Último día de un condenado a muerte (fragmento)Victor Hugo
Último día de un condenado a muerte (fragmento)

"He cerrado los ojos, me los he cubierto con las manos, y he tratado de olvidar, de olvidar el presente en el pasado. Mientras sueño, los recuerdos de mi infancia y mi juventud vuelven a mí, uno por uno, suaves, tranquilos, risueños, como islas de flores sobre este remolino de negros y confusos pensamientos que gira en mi cerebro.
Me veo de niño, colegial alborozado y fresco, jugando, corriendo, gritando con mis hermanos en la alameda verde de ese jardín salvaje donde transcurrieron mis primeros años, antiguo cercado de religiosos que domina, con su cabeza de plomo, la sombría cúpula del Val-de-Grâce.
Después, cuatro años más tarde, allí estoy de nuevo, niño aún, pero ya soñador y apasionado. Hay una jovencita en el jardín solitario.
La españolita, con sus grandes ojos y sus largos cabellos, su piel morena y dorada, sus labios rojos y sus mejillas rosadas, la andaluza de catorce años, Pepa.
Nuestras madres nos han dicho que vayamos juntos a correr: hemos venido a pasearnos.
Nos han dicho que vayamos a jugar, y hablamos; somos niños de la misma edad, pero no del mismo sexo.
Sin embargo, hace apenas un año corríamos, luchábamos juntos. Me disputaba con Pepita la manzana más bella del manzano; la golpeaba por un nido de pájaro. Ella lloraba; yo decía: «¡Te está bien empleado!». Y ambos íbamos a quejarnos a nuestras madres, que nos reñían en voz alta y nos daban la razón en voz baja.

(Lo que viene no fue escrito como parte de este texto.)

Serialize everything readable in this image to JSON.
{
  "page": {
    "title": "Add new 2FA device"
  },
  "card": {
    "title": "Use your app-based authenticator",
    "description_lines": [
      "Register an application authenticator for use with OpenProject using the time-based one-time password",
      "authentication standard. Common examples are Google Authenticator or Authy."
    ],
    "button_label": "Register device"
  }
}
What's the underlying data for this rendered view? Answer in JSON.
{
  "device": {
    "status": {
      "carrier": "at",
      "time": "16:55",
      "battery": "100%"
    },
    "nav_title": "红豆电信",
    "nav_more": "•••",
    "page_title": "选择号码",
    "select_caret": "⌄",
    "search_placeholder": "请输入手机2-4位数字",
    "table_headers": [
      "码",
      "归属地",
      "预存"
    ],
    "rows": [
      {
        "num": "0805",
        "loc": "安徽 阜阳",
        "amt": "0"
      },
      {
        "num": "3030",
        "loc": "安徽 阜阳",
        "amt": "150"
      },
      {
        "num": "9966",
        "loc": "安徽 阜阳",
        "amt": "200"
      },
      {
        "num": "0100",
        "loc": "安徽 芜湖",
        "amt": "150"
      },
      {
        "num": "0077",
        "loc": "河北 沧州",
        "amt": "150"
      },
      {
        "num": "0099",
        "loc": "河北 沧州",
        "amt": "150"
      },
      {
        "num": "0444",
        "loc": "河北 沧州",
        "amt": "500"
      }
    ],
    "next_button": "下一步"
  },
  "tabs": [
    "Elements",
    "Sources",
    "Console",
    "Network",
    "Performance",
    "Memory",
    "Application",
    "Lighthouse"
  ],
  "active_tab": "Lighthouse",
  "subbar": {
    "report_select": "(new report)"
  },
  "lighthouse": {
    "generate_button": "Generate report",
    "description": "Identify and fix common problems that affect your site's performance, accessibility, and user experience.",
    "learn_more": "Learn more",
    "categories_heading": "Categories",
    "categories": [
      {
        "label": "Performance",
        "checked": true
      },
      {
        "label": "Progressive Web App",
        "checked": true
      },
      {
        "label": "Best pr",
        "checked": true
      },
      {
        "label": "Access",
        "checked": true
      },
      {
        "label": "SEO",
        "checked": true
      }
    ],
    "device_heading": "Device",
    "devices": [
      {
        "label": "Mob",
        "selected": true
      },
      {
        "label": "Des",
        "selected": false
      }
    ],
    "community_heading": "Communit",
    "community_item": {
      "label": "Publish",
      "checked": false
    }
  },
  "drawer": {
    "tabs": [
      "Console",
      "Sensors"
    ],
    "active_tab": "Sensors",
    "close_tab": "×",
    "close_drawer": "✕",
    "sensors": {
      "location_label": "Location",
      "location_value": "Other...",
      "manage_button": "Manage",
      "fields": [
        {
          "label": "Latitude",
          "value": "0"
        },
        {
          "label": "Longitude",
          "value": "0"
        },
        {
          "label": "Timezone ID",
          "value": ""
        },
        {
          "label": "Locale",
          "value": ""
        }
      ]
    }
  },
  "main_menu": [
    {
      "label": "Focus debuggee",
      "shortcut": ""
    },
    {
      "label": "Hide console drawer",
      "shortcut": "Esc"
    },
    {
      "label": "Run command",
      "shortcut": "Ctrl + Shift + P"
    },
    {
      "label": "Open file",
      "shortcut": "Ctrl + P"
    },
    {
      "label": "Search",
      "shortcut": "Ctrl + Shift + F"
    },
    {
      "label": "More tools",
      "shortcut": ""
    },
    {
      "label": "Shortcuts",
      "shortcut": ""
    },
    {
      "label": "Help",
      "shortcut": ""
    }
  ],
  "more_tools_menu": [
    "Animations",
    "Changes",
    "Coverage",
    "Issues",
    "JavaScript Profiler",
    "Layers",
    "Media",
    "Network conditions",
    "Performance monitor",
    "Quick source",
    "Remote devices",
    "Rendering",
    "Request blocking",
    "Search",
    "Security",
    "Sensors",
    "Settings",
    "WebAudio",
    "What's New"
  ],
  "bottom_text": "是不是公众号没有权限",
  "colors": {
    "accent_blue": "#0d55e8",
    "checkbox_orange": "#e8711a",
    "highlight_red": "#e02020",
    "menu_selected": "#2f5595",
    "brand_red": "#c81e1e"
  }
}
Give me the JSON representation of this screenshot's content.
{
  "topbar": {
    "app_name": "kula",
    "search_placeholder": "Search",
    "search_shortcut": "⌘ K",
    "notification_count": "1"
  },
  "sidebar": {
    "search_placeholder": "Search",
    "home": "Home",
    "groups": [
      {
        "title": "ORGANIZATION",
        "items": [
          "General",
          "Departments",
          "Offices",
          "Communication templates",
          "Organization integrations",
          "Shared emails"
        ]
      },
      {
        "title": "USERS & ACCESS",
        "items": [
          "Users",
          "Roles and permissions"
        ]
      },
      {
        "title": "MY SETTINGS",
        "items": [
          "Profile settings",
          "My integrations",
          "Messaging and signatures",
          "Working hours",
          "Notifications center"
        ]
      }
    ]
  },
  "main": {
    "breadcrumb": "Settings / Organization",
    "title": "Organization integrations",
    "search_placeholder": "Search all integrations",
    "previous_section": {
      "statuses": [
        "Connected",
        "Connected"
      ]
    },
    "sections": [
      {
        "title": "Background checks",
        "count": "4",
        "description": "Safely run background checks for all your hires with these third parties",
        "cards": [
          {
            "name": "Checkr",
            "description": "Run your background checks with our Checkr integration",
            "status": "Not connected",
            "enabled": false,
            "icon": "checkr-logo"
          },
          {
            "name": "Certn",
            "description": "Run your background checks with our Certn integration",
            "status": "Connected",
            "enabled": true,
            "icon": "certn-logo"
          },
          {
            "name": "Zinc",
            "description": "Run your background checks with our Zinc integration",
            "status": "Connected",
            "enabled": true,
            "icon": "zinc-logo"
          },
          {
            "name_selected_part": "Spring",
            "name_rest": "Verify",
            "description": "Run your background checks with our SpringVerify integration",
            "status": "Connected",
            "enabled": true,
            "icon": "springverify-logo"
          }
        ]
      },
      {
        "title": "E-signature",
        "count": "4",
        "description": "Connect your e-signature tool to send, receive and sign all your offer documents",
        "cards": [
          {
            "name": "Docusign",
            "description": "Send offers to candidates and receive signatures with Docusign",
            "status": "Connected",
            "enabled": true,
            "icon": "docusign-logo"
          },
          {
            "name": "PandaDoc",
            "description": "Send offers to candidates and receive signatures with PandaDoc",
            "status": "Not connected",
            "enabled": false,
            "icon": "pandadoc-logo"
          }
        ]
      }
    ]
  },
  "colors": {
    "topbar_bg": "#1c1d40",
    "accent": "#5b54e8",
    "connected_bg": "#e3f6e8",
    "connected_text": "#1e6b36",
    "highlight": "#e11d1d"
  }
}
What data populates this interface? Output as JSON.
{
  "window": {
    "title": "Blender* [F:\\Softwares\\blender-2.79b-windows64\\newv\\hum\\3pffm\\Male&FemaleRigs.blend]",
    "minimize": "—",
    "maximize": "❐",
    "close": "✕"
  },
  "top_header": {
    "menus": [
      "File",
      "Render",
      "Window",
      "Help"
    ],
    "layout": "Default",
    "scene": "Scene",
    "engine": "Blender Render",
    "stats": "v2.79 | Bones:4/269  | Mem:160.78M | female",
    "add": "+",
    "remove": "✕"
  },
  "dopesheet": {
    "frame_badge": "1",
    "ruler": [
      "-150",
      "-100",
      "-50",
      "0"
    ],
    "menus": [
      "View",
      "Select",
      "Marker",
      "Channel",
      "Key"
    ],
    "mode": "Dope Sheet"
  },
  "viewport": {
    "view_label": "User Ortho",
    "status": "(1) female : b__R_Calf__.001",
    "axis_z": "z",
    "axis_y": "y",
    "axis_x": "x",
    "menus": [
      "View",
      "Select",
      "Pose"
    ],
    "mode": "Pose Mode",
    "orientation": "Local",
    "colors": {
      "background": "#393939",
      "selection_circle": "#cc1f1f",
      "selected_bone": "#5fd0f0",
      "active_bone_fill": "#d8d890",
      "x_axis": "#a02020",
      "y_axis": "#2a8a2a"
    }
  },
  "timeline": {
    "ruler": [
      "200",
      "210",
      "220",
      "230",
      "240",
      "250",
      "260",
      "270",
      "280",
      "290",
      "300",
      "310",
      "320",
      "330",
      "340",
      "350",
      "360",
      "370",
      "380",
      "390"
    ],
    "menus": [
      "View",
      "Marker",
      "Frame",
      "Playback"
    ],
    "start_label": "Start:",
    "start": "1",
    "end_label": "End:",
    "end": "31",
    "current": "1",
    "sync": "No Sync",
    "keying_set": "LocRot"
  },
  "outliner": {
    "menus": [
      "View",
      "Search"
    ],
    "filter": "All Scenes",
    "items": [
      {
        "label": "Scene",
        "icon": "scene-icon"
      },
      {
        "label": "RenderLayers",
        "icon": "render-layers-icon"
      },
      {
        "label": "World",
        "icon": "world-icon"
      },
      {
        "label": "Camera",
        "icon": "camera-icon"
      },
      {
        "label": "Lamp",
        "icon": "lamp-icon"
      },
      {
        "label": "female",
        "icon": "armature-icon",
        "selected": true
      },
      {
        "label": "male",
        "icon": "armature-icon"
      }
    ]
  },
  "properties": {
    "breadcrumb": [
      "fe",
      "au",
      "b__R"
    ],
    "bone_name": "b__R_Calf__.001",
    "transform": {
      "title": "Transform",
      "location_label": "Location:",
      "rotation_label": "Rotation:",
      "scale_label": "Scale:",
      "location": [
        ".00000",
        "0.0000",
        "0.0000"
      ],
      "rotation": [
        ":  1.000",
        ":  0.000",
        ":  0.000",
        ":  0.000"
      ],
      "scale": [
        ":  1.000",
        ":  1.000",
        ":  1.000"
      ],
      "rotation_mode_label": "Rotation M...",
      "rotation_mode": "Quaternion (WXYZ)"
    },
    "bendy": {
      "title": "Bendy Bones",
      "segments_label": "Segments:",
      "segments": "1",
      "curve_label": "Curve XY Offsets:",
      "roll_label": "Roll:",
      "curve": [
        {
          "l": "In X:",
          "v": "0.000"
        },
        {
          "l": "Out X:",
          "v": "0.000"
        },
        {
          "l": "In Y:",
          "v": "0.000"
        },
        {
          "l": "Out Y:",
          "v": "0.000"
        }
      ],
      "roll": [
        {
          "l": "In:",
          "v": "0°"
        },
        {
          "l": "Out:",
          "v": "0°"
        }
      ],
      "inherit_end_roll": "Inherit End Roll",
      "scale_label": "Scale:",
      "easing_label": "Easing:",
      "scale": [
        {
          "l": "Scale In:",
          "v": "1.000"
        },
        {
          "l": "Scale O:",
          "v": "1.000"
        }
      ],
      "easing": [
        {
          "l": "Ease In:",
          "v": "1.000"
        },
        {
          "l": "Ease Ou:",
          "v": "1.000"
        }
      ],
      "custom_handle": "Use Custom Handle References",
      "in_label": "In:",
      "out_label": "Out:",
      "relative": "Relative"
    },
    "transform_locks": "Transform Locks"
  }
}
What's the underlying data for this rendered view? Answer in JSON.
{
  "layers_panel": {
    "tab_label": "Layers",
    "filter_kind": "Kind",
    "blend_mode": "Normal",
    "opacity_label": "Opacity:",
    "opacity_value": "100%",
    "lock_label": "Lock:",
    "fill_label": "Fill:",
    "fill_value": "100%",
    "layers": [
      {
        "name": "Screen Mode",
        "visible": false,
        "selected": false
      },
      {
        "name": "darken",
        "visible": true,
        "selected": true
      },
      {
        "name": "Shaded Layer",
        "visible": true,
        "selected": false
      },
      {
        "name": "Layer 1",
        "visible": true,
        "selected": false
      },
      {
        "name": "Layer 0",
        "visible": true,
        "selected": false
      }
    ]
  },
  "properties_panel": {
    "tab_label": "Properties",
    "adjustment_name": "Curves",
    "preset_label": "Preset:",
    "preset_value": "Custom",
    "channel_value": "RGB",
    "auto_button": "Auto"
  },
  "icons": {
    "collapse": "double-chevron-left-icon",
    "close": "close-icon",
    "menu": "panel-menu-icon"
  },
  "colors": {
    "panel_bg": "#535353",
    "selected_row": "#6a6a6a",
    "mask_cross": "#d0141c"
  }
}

Ahora ella se apoya en mi brazo, y me siento orgulloso y conmovido. Caminamos lentamente, hablamos en voz baja. Ella deja caer su pañuelo; yo se lo recojo. Nuestras manos tiemblan al tocarse. Ella me habla de los pajaritos, de la estrella que vemos a lo lejos, del ocaso rojo tras los árboles, o bien de sus amigos de pensión, de su vestido y de sus cintas. Decimos cosas inocentes y ambos nos ruborizamos. La pequeña se ha vuelto una jovencita.
Esa tarde —era una tarde de verano—, estábamos bajo los castaños, al fondo del jardín. Después de uno de esos largos silencios que llenaban nuestros paseos, se apartó de repente de mi brazo, y me dijo: «¡Corramos!».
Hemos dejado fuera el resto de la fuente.